I'm not sure anything that I might add will actually help you, but some things that I do around here help in the effort to minimize bulk messes (the type of messes that make us want to cry and make the younger ones wail with feelings of overwhelm at their own doings!).

I make a habit of tidying up as the day progresses. ... not to the point of manic, but I do have all of us do a once-over in the main rooms of use that morning - whether it be bedrooms, nook, kitchen, table area, or whathaveyou.

After which the older girls head upstairs to get themselves dressed and make their beds.

Soon after lunch, but before the afternoon quiet time, we do another sweep of the rooms. This is just for bulk messes - the majority of which typically lies in our nook area where the girls take to all their crafting. This room gets so, so, so much use from *all* five of my girls. ... and so easily destroyed. We focus here first, always.

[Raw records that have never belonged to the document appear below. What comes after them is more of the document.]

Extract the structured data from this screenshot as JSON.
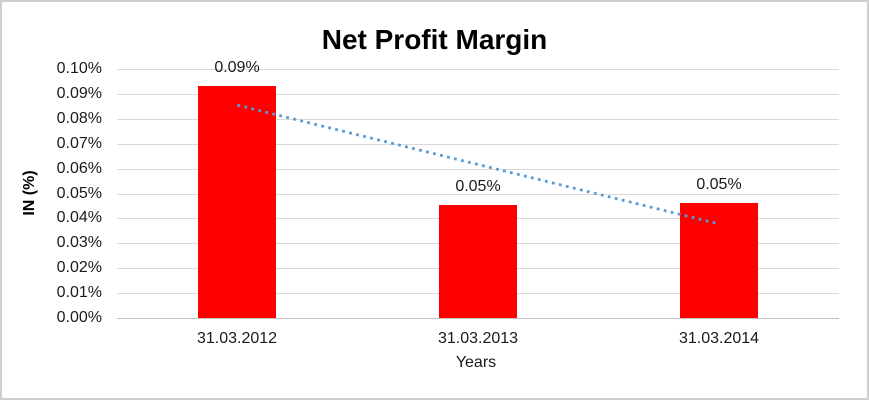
{
  "window": {
    "background": "#ffffff",
    "border_color": "#cfcfd2"
  },
  "chart_data": {
    "type": "bar",
    "title": "Net Profit Margin",
    "xlabel": "Years",
    "ylabel": "IN (%)",
    "categories": [
      "31.03.2012",
      "31.03.2013",
      "31.03.2014"
    ],
    "series": [
      {
        "name": "Net Profit Margin",
        "values_percent": [
          0.0932,
          0.0455,
          0.0462
        ],
        "data_labels": [
          "0.09%",
          "0.05%",
          "0.05%"
        ],
        "color": "#ff0000"
      }
    ],
    "trendline": {
      "type": "linear",
      "style": "dotted",
      "color": "#5b9bd5",
      "start_percent": 0.0855,
      "end_percent": 0.0378
    },
    "y_axis": {
      "min_percent": 0.0,
      "max_percent": 0.1,
      "step_percent": 0.01,
      "tick_labels": [
        "0.00%",
        "0.01%",
        "0.02%",
        "0.03%",
        "0.04%",
        "0.05%",
        "0.06%",
        "0.07%",
        "0.08%",
        "0.09%",
        "0.10%"
      ]
    },
    "grid": true,
    "legend_position": "none",
    "gridline_color": "#d9d9d9",
    "axis_line_color": "#c0c0c0"
  }
}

Just prior to dinner we do our 5:00 cleanup time. This is a whole family effort. My 7 and 5 yo's are good are self-directing what needs to be done, but my 3 yo has to be told specifically what her job is, and then constantly encouraged to keep at it - lots of praise and thanksgiving as she trys to clean helps to keep her on task. No yelling. No moments of anger from me. If I get upset, then the whole lot of them falls apart. The key to *all* of our cleanup successes comes directly from ME and my attitude with them. Cheerful, helpful, and merciful win over nagging, short-temper, and frustration.

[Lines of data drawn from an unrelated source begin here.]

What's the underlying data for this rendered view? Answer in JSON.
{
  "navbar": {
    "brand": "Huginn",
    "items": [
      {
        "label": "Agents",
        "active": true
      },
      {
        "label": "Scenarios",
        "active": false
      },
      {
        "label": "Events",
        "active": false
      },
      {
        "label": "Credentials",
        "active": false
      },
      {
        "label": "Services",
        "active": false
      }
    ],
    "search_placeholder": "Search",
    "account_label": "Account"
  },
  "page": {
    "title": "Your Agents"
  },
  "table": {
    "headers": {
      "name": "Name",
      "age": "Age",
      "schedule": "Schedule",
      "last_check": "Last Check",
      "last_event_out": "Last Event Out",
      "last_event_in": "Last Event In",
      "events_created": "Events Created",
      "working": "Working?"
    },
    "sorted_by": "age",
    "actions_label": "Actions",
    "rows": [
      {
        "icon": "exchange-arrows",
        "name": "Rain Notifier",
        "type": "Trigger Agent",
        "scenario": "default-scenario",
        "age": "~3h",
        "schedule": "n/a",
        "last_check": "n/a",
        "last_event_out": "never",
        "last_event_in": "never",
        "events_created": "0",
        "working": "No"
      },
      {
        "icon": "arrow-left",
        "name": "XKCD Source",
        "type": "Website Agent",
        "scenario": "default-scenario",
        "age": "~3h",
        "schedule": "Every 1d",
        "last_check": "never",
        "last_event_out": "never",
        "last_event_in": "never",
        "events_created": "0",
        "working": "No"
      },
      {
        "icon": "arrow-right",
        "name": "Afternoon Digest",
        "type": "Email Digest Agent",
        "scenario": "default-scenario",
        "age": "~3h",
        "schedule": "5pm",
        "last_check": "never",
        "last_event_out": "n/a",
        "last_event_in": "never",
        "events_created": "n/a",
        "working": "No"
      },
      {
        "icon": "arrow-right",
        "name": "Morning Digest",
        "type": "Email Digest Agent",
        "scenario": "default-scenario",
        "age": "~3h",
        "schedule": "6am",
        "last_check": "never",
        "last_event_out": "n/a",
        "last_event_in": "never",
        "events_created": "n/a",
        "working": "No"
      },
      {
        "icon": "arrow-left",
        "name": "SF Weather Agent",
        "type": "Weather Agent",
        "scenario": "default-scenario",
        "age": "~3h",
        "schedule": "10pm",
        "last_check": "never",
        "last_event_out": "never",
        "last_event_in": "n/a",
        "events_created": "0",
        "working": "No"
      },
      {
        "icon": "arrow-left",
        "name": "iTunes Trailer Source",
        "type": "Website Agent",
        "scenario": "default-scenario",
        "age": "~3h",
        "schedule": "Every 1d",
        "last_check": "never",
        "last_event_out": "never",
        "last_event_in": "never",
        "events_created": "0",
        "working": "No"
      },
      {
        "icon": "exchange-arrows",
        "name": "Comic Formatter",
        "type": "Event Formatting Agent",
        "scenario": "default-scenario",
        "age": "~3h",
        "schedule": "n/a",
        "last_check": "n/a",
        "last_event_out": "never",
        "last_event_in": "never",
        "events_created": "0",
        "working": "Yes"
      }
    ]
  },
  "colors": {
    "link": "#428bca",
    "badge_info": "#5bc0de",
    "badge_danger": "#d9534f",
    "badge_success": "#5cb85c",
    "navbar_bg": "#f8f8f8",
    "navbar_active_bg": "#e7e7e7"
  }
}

Another thing that I've come to terms with is the upstairs playroom. This room is typically horrendous. Absolutely cluttered and littered with toys, block creations, train-track masterpieces, lego castles, and whatnot. I was asking the girls to tidy up this room everyday. Huge mistake. Not only would they complain about having to clean up items that were in a period of ongoing use of play, but it was just too, too much to ask everyday. Forced to keep in check my own expectations of them, I have relinquished this effort to once a week. Then and only then do we all tackle this room together. It takes merely an hour or so and then we're done. And they can begin anew for the week.